There are some who are critical of the FTSU initiative, but I believe it has been a welcome development, with more than 1,000 guardians now working across the healthcare sector to champion best practice and support staff. We at IHPN believe that there should be even more guardians in the sector and are very supportive of any efforts to bring in more.

The latest survey found that independent providers make up 21% of organisations, with 24% of guardians, but are only reporting 3% of cases. Conversely, NHS trusts (where admittedly this has been introduced for longer) make up 34% of organisations and 39% of guardians, but account for 92% of all cases!

It could be (and I very much hope this is the case) that this is because in some respects the culture in the independent sector is good – I know that many organisations have worked really hard on developing a culture of respect and civility within their teams. It may also be a factor that the elective services environment is naturally different from the acute and emergency pathways, as well as mental health.
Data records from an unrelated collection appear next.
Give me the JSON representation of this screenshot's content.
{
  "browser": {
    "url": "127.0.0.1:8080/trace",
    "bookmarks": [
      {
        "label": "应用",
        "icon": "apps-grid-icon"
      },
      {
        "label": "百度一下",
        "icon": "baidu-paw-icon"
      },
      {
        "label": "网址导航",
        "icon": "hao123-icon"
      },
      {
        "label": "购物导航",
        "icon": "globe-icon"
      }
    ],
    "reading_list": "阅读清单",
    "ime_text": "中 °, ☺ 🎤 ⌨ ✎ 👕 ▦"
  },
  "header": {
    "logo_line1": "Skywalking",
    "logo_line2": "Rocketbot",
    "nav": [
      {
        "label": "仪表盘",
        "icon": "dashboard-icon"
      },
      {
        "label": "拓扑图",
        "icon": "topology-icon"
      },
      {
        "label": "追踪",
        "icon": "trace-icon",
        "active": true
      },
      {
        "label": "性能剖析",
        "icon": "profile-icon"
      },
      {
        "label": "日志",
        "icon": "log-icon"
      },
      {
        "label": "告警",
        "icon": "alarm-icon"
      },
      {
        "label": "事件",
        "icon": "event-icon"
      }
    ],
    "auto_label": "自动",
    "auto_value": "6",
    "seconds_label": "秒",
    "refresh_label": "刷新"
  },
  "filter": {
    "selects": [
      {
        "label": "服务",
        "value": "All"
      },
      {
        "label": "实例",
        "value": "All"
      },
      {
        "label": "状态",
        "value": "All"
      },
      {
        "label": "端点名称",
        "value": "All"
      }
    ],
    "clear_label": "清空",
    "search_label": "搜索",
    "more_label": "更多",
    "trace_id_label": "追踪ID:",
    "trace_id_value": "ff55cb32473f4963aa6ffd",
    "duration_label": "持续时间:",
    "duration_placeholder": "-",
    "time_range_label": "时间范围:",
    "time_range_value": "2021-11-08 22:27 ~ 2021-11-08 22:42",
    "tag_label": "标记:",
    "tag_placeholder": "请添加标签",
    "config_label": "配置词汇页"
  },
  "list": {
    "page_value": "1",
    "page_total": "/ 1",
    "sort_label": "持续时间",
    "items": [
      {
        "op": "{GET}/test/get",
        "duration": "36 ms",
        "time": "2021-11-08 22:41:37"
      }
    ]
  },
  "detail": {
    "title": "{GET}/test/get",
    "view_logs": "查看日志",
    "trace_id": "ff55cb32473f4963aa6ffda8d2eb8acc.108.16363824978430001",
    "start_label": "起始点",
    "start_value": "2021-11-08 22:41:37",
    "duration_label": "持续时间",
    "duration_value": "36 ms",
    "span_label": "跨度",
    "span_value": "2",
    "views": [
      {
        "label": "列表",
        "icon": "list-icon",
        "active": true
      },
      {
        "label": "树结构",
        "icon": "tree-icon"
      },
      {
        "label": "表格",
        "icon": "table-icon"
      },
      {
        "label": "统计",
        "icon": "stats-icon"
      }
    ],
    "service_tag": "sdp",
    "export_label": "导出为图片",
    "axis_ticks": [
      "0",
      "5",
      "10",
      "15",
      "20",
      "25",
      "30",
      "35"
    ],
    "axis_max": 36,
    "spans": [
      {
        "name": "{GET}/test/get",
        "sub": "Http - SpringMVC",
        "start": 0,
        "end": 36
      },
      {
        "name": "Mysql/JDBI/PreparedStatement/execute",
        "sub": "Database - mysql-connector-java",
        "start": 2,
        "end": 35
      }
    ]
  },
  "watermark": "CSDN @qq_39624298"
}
So, while it is difficult to ‘compare’, it probably also suggests there is some under-representation of speaking up cases and of FTSU Guardians in the independent sector.

This could be due to a number of reasons as above, but we need to remain alert to the fact that it could be due to other factors, including a lack of awareness of the Freedom to Speak Up process and the guardian role, a fear of reprisal, or a belief that speaking up won’t make a difference.

Whatever the reasons, it is clear that more can always be done to create a culture of openness and trust in the independent healthcare sector. This will require a concerted effort from all stakeholders, including leaders, managers, and staff.

Good Medical Practice

By a quirk of scheduling, we’ve also just seen (the same week as the Trial sentencing) the publication, by the GMC, of new guidance which gives a major update to guidance first published in 2013. The guidance sets out what we can and should expect of doctors on the medical register.

It was really insightful and interesting for me to have been on the advisory forum for this important guidance. I was pleased to reflect that the new guidance is certainly stronger and much clearer – particularly for those in formal leadership or management roles – that they “must take active steps to create an environment in which people can talk about errors and concerns safely.”

In closing, I wanted to add a few specific thoughts for clinical leaders.

Be a role model for openness, transparency and civility. Let your staff know that you value their input and that you are open to hearing their concerns.

Create opportunities for staff to learn and grow. This could include providing training on patient safety, quality improvement, or risk management.

Visibly celebrate successes and learn from mistakes. When things go well, take the time to acknowledge the hard work of your staff. When things go wrong, use it as an opportunity to learn and improve, but without blame!

Celebrate staff who speak up. This shows that you value their contributions and that you are committed to creating a speaking up culture.

By creating a culture of openness and transparency, we can make our hospitals and care, wherever it is delivered, safer for our patients and our staff.